Sans cette lumière harmonieuse et fixe que l’on sent en soi
Comment t’aimer sans être libre, dis-moi ?
Comment te donner ce cœur fermé s’il n’est pas le mien ?
Ne crains rien. J’ai déjà dupé la carrière dans les champs
Et je pense continuer ainsi jusqu’à te vaincre
Et que tu m’offres ton amour, ta maison et tes doigts"

Federico García Lorca

(Cinquième clef)

La lune est un confetti mal découpé, jeté sur la table que l’aube a posée sur les montagnes du sud-est mexicain (en bas, le fleuve ressemble à un serpentin argenté oublié et froissé après une fête).

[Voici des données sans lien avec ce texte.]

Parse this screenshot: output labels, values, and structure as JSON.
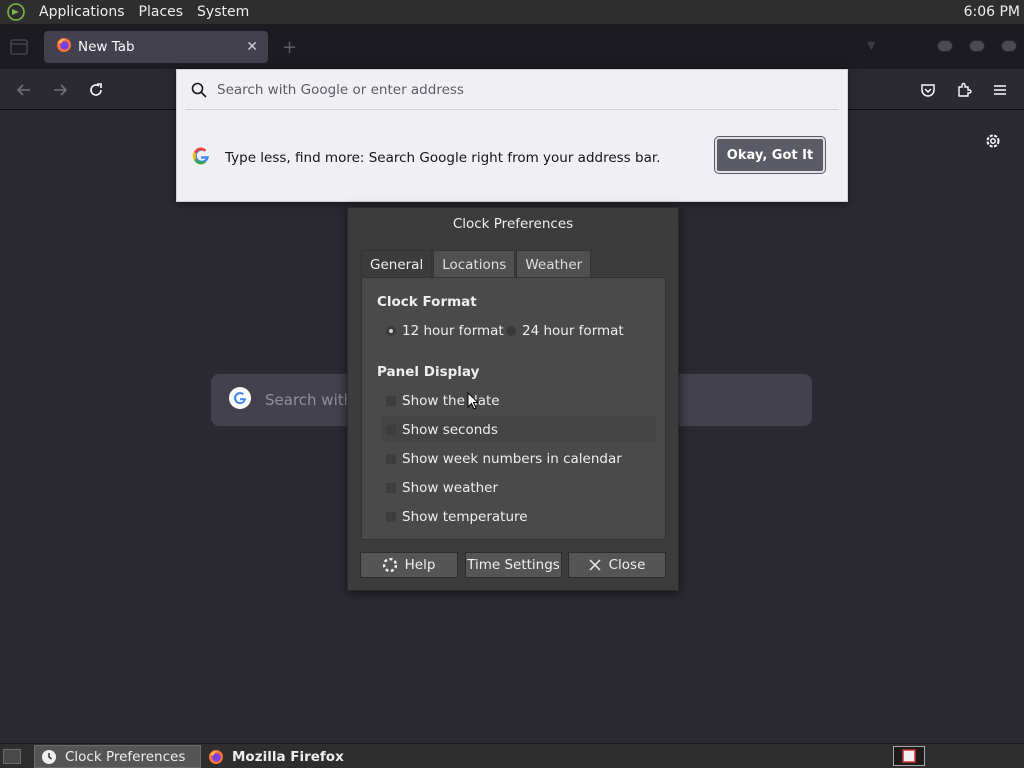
{
  "top_panel": {
    "menus": [
      "Applications",
      "Places",
      "System"
    ],
    "clock": "6:06 PM"
  },
  "browser": {
    "tab_title": "New Tab",
    "address_placeholder": "Search with Google or enter address",
    "tip_text": "Type less, find more: Search Google right from your address bar.",
    "tip_button": "Okay, Got It",
    "ntp_search_placeholder": "Search with"
  },
  "dialog": {
    "title": "Clock Preferences",
    "tabs": [
      "General",
      "Locations",
      "Weather"
    ],
    "active_tab": "General",
    "clock_format": {
      "heading": "Clock Format",
      "options": [
        "12 hour format",
        "24 hour format"
      ],
      "selected": "12 hour format"
    },
    "panel_display": {
      "heading": "Panel Display",
      "options": [
        "Show the date",
        "Show seconds",
        "Show week numbers in calendar",
        "Show weather",
        "Show temperature"
      ]
    },
    "buttons": {
      "help": "Help",
      "time_settings": "Time Settings",
      "close": "Close"
    }
  },
  "taskbar": {
    "tasks": [
      "Clock Preferences",
      "Mozilla Firefox"
    ]
  },
  "colors": {
    "browser_bg": "#2b2a33",
    "popup_bg": "#f0f0f4",
    "dialog_bg": "#3c3c3c",
    "panel_bg": "#2e2e2e"
  }
}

Quelques étoiles à peine enfoncent leurs petites punaises de sel bleu sur la nappe nocturne que février, sali de nuages et de vents, étend sur les ombres des collines et des vallées.

Cette table est celle des exclus de la modernité. Une ombre longue et obscure, blessée de lumières par des épingles à tête pointue. Une ombre, une table d’ombres, dont l’accès se fait par une sélection contraire : tous ceux qui peuvent l’éviter le font. À cette table, seuls s’assoient ceux qui ont la mémoire pour aliment et la dignité pour fourchette et cuillère.

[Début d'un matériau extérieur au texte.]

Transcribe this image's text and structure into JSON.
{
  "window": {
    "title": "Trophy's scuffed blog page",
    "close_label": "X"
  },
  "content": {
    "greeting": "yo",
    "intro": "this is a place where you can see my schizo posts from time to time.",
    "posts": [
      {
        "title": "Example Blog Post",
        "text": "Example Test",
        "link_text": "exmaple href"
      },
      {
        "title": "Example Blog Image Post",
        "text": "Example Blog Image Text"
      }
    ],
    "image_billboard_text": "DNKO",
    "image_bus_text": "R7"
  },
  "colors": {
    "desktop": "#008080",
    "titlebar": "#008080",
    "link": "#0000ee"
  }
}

Placées devant cette lune resplendissante, les ombres ne se dissipent ni ne se cachent. Cette lumière définit mieux les ombres, accentue les noirs, propose des gris et dévoile les rares zones blanches de la montagne. L’ensemble donne le même effet qu’une table.

Une table longue et solitaire.
La table réservée à ceux d’en bas.
Mais ce n’est pas maintenant que je vous parlerai de cette table sombre.
Ce sera à la fin, à la fin de ce siècle et elle parlera d’elle-même, elle et ses convives.
Je parlerai d’abord d’une autre table ; plutôt, de la photo d’une autre table.
L’endroit ? Le Mexique.
L’époque ? Peu après le début de l’année 1998 et peu avant la fin du XXe siècle.

LA TABLE D’EN HAUT

La photo fixe de l’horreur et de la décadence.

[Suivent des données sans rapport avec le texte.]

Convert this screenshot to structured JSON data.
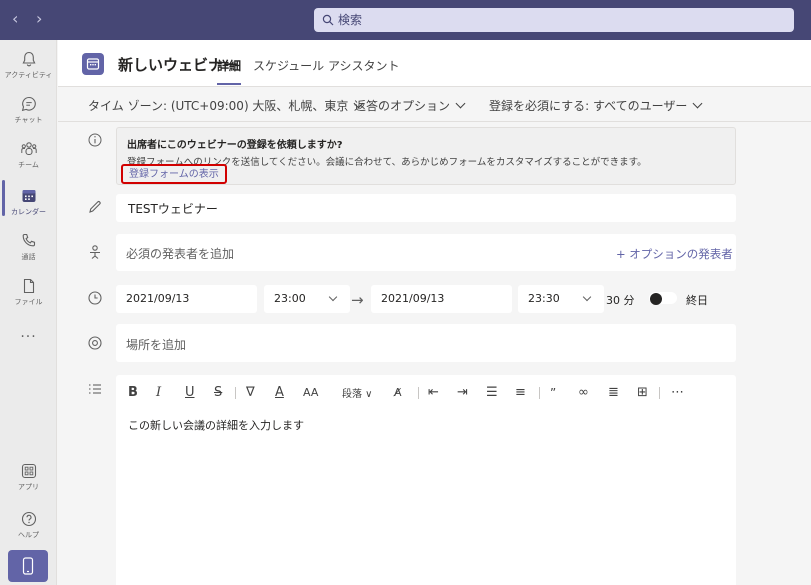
{
  "topbar": {
    "back_icon": "chevron-left-icon",
    "forward_icon": "chevron-right-icon",
    "search_placeholder": "検索"
  },
  "rail": {
    "items": [
      {
        "label": "アクティビティ",
        "icon": "bell-icon"
      },
      {
        "label": "チャット",
        "icon": "chat-icon"
      },
      {
        "label": "チーム",
        "icon": "teams-icon"
      },
      {
        "label": "カレンダー",
        "icon": "calendar-icon",
        "active": true
      },
      {
        "label": "通話",
        "icon": "phone-icon"
      },
      {
        "label": "ファイル",
        "icon": "file-icon"
      }
    ],
    "more": "...",
    "bottom_items": [
      {
        "label": "アプリ",
        "icon": "apps-icon"
      },
      {
        "label": "ヘルプ",
        "icon": "help-icon"
      }
    ]
  },
  "header": {
    "title": "新しいウェビナー",
    "tabs": [
      {
        "label": "詳細",
        "active": true
      },
      {
        "label": "スケジュール アシスタント",
        "active": false
      }
    ]
  },
  "options": {
    "timezone": "タイム ゾーン: (UTC+09:00) 大阪、札幌、東京",
    "response": "返答のオプション",
    "registration": "登録を必須にする: すべてのユーザー"
  },
  "notice": {
    "title": "出席者にこのウェビナーの登録を依頼しますか?",
    "body": "登録フォームへのリンクを送信してください。会議に合わせて、あらかじめフォームをカスタマイズすることができます。",
    "link": "登録フォームの表示"
  },
  "form": {
    "title_value": "TESTウェビナー",
    "presenter_placeholder": "必須の発表者を追加",
    "optional_presenter": "+ オプションの発表者",
    "start_date": "2021/09/13",
    "start_time": "23:00",
    "end_date": "2021/09/13",
    "end_time": "23:30",
    "duration": "30 分",
    "all_day_label": "終日",
    "all_day": false,
    "location_placeholder": "場所を追加"
  },
  "editor": {
    "paragraph_label": "段落",
    "placeholder": "この新しい会議の詳細を入力します"
  },
  "colors": {
    "topbar": "#464775",
    "accent": "#6264a7",
    "highlight_border": "#d10000"
  }
}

« Les somnolents se réveilleront, ceux qui ne sont pas encore éveillés, à l’époque de ces sept jours de règne éphémère, de règne passager, ces sept soleils de règne. Ces hommes auront l’aspect de Hotil’och, de rats sarigues et c’est vainement qu’ils gouverneront déguisés avec des peaux de jaguars. »

Le Livre des Livres de Chilam Balam.

Mon autre moi me raconte que je n’étais pas présent, que je n’ai pu prendre qu’une photo fixe. Une photo aux couleurs vives. Une photo qui révèle un double message : l’image occulte du pouvoir au Mexique et l’avenir plein de craquelures qu’elle annonce.

Sous la lumière de la bougie que je viens d’allumer et pendant que la mer navigue un rêve inquiétant, je regarde la photo ; je dois avouer qu’à sa vue je tremble et que le lecteur ne m’en veuille pas si je ne peux éviter de lui transmettre cette sensation. Je tâcherai d’être objectif et de décrire ce que je vois dans l’image imprimée. Si quelque divagation m’échappe, attribuez-la à la faible bougie qui m’aide (et à laquelle j’ai dû faire une « petite maison » pour qu’elle ne meure pas), ainsi qu’à la difficulté permanente de mettre une image en mots.

La photo est prise selon un angle que les connaisseurs appellent « long shot » et elle essaye de montrer qu’à l’évidence, le photographe observe la scène de l’extérieur, comme s’il était dégoutté de faire partie de l’objectif placé devant la lentille. Le photographe a misé sur le fait que l’observateur réfléchisse à un détail : les personnages photographiés ne savent pas que l’appareil photo les regarde (et les fixe, ajouterai-je). Ils ont tous cet air insouciant que seul peut donner le fait de se savoir sans témoins. Mais alors, comment croire que le photographe n’était pas présent en tant que partie intégrante de l’événement photographié ?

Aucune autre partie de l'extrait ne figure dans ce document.